Our own tools can cause some of these failures and fixations though, especially premature localization to a single factor: “vulnerability to the premature localization error is high when highly interconnected worlds are simplified.”
I know that I’ve fallen into that trap before, trying to represent highly interconnected worlds in a more simplistic way (cough grafana dashboard cough) only to accidentally encourage such a localization by it’s (unintended) users.
Part of the cognitive work of incident response is gathering and integrating evidence about the state of the world. There are several factors that make up these demands:
- How much collection and integration is needed to answer questions that arise about situation assessment.
- The kinds of integration required.
- How the world can change while these processes are happening.
When data is uncertain there are extra steps required to go from looking at or obtaining that data and to answer about the world. Further, some data won’t fit, blind corners, red herrings, etc. will exist.
In this world, there will be actions taken solely to gather diagnostic information (as opposed to action to address the problem directly).
When you combine this with a world that is also dynamic, developing strategies for gathering data becomes even more important. In these cases
When risk is present, decision making gets more difficult as the costs of the different possible outcomes of the decisions must be considered as well.
Of course in our world of software systems, we are almost always going to be fairly high on this dimension. As a result, I won’t say much about this here, but it’s important to know how it affects decision making.
Thinking about the worlds that we face (and create) along these lines can helps be aware of the challenges and pitfalls that can occur.
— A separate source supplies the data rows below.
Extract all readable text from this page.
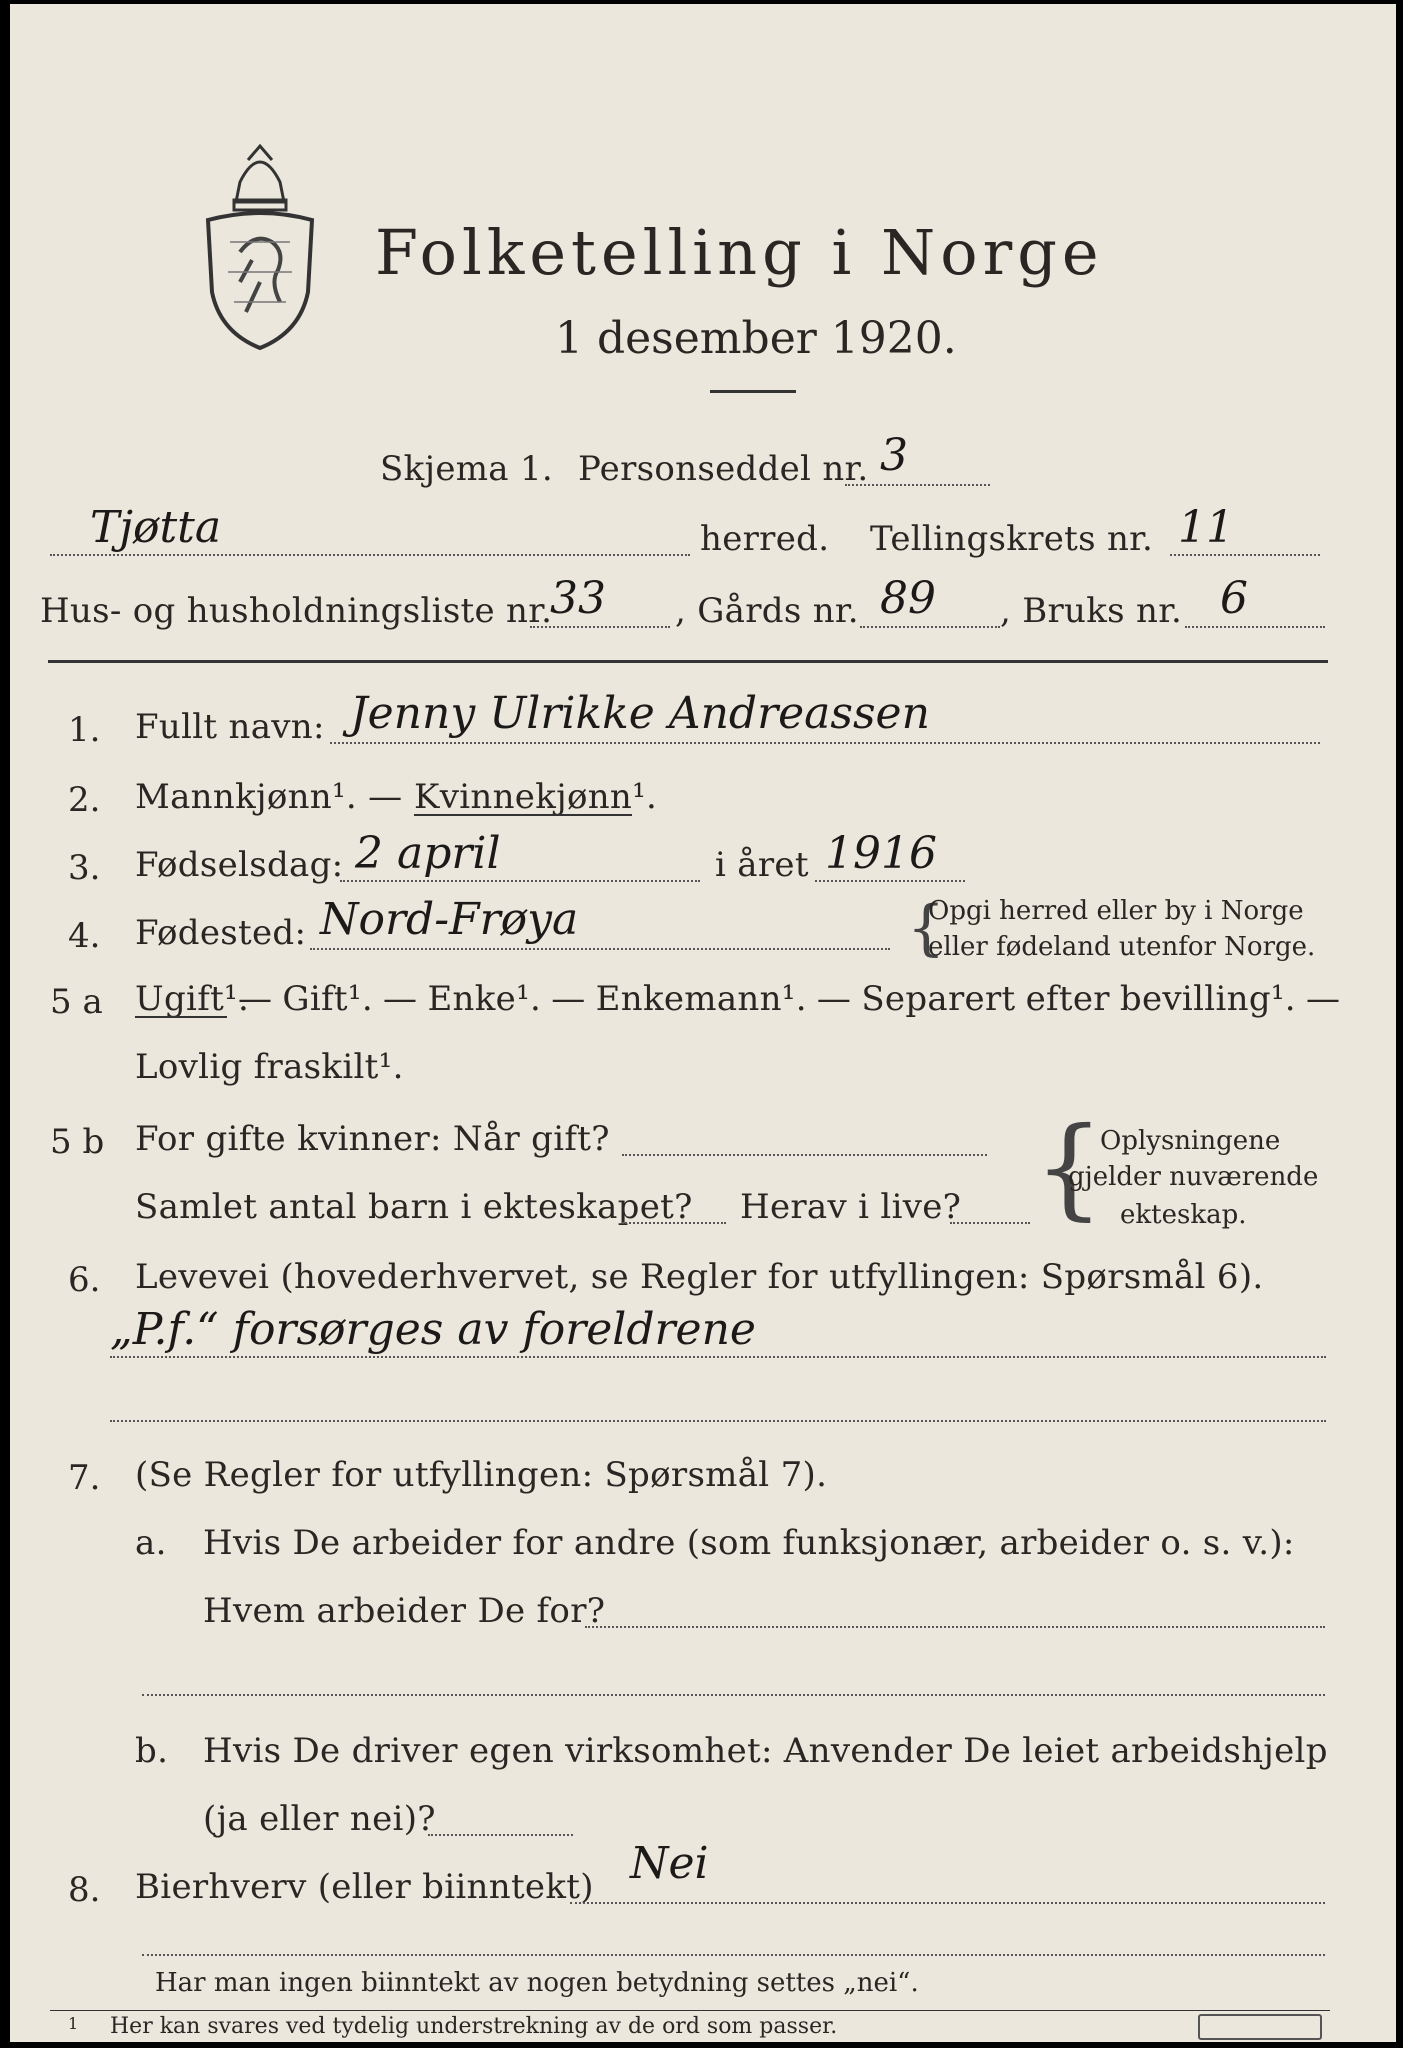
Folketelling i Norge
1 desember 1920.
Skjema 1. Personseddel nr. 3
Tjøtta	herred. Tellingskrets nr. 11
Hus- og husholdningsliste nr.
33 , Gårds nr. 89 , Bruks nr. 6
1. Fullt navn: Jenny Ulrikke Andreassen
2. Mannkjønn¹. — Kvinnekjønn¹.
3. Fødselsdag: 2 april	i året 1916
4. Fødested: Nord-Frøya	{
Opgi herred eller by i Norge
eller fødeland utenfor Norge.
5 a Ugift¹.
— Gift¹. — Enke¹. — Enkemann¹. — Separert efter bevilling¹. —
Lovlig fraskilt¹.
5 b For gifte kvinner: Når gift?
Samlet antal barn i ekteskapet? Herav i live? {
Oplysningene
gjelder nuværende
ekteskap.
6. Levevei (hovederhvervet, se Regler for utfyllingen: Spørsmål 6).
„P.f.“ forsørges av foreldrene
7. (Se Regler for utfyllingen: Spørsmål 7).
a. Hvis De arbeider for andre (som funksjonær, arbeider o. s. v.):
Hvem arbeider De for?
b. Hvis De driver egen virksomhet: Anvender De leiet arbeidshjelp
(ja eller nei)?
8. Bierhverv (eller biinntekt) Nei
Har man ingen biinntekt av nogen betydning settes „nei“.
1 Her kan svares ved tydelig understrekning av de ord som passer.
They can all affect what a good strategy might look like and can help us decide what a good supporting tool (or a harmful one) can look like.
We can also use this language and point of view to further discuss and design strategies and tools beyond worlds being “simple” or “complex.”
“Analyses of this kind contribute to the development of a cognitive language of description of problem solving situations and strategies.”
- Knowing what cognitive challenges that responders can face allows better design and analysis of support tools.
- Problem solving worlds can be measured along four dimensions:
- number of parts
- “Simple” worlds are low on all four dimensions, are whereas complex worlds are high on all four.
- Though we can rank a problem solving world along these four dimensions and talk about them separately, they can be interrelated.